Лола подумала о мерзком животном, которое ночью размножалось в ее утробе, и кровь прилила к ее щекам.
— Я горжусь тобой, — сказал Борис.
— Почему?
— Как почему? Ты здорово надула этих госпитальных крыс.
Лола усмехнулась:
— А они у тебя не спросили, что ты делаешь с этой старухой? Они не приняли меня за твою мать?
— Лола! — с упреком сказал Борис.

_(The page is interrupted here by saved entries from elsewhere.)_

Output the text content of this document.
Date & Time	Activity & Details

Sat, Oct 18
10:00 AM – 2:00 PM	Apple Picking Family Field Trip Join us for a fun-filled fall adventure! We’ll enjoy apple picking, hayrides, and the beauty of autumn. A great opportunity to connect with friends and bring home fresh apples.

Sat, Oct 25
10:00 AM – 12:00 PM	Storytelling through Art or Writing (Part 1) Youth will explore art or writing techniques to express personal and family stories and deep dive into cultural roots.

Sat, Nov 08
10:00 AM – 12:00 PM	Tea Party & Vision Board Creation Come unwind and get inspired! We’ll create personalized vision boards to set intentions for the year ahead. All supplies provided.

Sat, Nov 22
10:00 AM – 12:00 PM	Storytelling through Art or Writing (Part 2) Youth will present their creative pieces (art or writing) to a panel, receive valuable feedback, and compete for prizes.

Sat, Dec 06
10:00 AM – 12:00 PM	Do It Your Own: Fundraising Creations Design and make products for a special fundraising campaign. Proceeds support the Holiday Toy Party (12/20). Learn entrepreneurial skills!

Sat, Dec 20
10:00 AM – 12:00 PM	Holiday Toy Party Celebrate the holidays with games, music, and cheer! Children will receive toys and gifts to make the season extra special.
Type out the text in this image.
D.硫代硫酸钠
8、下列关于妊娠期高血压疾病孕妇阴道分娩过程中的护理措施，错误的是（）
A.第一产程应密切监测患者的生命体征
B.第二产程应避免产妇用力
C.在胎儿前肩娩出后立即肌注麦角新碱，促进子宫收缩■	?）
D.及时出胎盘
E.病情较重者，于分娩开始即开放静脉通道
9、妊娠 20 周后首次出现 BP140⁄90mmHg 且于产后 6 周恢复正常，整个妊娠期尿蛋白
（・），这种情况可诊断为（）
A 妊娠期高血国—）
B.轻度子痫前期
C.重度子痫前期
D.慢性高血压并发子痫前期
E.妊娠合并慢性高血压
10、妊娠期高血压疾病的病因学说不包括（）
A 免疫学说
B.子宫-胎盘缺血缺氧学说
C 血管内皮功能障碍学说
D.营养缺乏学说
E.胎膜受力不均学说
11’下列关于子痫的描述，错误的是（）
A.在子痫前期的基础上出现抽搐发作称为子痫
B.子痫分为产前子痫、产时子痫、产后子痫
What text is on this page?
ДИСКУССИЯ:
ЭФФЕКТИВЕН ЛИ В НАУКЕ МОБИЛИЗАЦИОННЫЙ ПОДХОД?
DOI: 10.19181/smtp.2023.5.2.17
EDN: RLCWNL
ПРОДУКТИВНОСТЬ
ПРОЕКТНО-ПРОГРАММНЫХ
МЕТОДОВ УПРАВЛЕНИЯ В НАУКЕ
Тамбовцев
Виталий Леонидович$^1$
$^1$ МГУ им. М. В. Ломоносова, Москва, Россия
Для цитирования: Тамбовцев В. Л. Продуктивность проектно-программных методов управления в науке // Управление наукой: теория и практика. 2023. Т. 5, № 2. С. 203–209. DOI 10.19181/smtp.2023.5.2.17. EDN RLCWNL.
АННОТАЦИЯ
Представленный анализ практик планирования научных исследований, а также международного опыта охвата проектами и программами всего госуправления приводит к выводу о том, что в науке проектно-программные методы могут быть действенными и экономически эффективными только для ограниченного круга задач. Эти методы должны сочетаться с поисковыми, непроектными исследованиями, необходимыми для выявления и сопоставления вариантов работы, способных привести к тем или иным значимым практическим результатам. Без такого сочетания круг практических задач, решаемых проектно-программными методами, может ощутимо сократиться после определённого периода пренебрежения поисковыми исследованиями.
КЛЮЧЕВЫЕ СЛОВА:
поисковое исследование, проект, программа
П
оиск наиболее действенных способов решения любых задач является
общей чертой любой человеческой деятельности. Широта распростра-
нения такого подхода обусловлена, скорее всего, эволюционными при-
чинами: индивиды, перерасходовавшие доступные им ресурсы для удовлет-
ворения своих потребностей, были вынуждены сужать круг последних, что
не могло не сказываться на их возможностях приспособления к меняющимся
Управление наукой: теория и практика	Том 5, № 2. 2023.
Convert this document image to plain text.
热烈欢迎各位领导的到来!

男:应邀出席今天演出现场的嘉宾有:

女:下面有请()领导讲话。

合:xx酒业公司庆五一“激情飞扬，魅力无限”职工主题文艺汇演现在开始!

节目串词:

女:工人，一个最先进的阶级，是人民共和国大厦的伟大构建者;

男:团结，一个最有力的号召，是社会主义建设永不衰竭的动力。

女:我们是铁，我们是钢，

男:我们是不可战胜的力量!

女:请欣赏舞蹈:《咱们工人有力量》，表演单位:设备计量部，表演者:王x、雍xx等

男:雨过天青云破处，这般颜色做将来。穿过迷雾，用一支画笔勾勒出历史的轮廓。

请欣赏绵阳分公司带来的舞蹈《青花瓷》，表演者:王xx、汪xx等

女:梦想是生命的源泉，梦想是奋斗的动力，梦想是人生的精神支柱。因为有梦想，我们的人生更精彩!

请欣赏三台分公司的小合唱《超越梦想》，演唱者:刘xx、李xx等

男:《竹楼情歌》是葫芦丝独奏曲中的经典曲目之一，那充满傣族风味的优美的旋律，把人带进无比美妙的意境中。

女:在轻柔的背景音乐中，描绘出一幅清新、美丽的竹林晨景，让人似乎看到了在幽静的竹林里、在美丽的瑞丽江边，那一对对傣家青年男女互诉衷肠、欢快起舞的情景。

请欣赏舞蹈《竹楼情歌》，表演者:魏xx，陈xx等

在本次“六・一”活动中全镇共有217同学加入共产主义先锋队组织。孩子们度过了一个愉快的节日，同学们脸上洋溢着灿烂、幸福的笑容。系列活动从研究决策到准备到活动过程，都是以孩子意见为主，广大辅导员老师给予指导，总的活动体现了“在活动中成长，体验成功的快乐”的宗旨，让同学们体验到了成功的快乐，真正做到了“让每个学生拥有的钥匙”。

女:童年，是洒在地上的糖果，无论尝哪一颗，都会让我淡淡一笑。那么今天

Он засмеялся, вспомнив что-то забавное, и печать молодости на миг вновь возникла у него на лице.
— Что тебя так развеселило?
— Франсийона вспомнил. У него девушка что надо, ей еще нет восемнадцати; так вот он мне сказал: «Если хочешь, давай тут же махнемся».
— Он очень любезен, — сказала Лола.
Какая-то тревога облаком скользнула по лицу Бориса, и глаза его потемнели. Она неприязненно посмотрела на него: «Да, да, у тебя, как и у всех, есть свои маленькие заботы. Но что он сделает, если я признаюсь ему в своих? Что ты сделаешь, если я тебе скажу: «У меня опухоль матки, ее нужно оперировать, а в моем возрасте это может кончиться худо». Ты вытаращишь свои блядские глазища, ты скажешь: «Это неправда!» Я тебе скажу, нет, это правда, тогда ты скажешь, что операцию делать нельзя, что есть надежные лекарства или облучение, что я слишком мнительна. А я тебе скажу: «Я вернулась в Париж не для того, чтобы взять деньги в банке, а чтобы проконсультироваться у Ле Гупиля, и он был категоричен». Ты мне скажешь, что Ле Гупиль кретин, что к кому угодно, но не к нему надо было обращаться, ты будешь возражать, протестовать, трясти головой с затравленным видом и в конце концов ты замолчишь, загнанный в угол, ты будешь смотреть на меня ошалевшими, полными ненависти глазами». Она подняла обнаженную руку и схватила Бориса за волосы.
— Ну, маленький хулиган! Рожай. Признавайся, что у тебя не так.
— Все хорошо, — фальшиво бодро ответил он.
— Ты меня удивляешь. Не в твоих привычках просыпаться в пять часов утра.
Он неуверенно повторил:
— Все хорошо…
— Но я не вижу, — сказала она. — Ты что-то собрался мне сказать, но тебе хочется, чтобы я тебя об этом попросила.
Он улыбнулся и положил голову ей под мышку. Вдохнул и сказал:
— Ты хорошо пахнешь. Она пожала плечами:
— Ну так что? Будешь говорить или нет?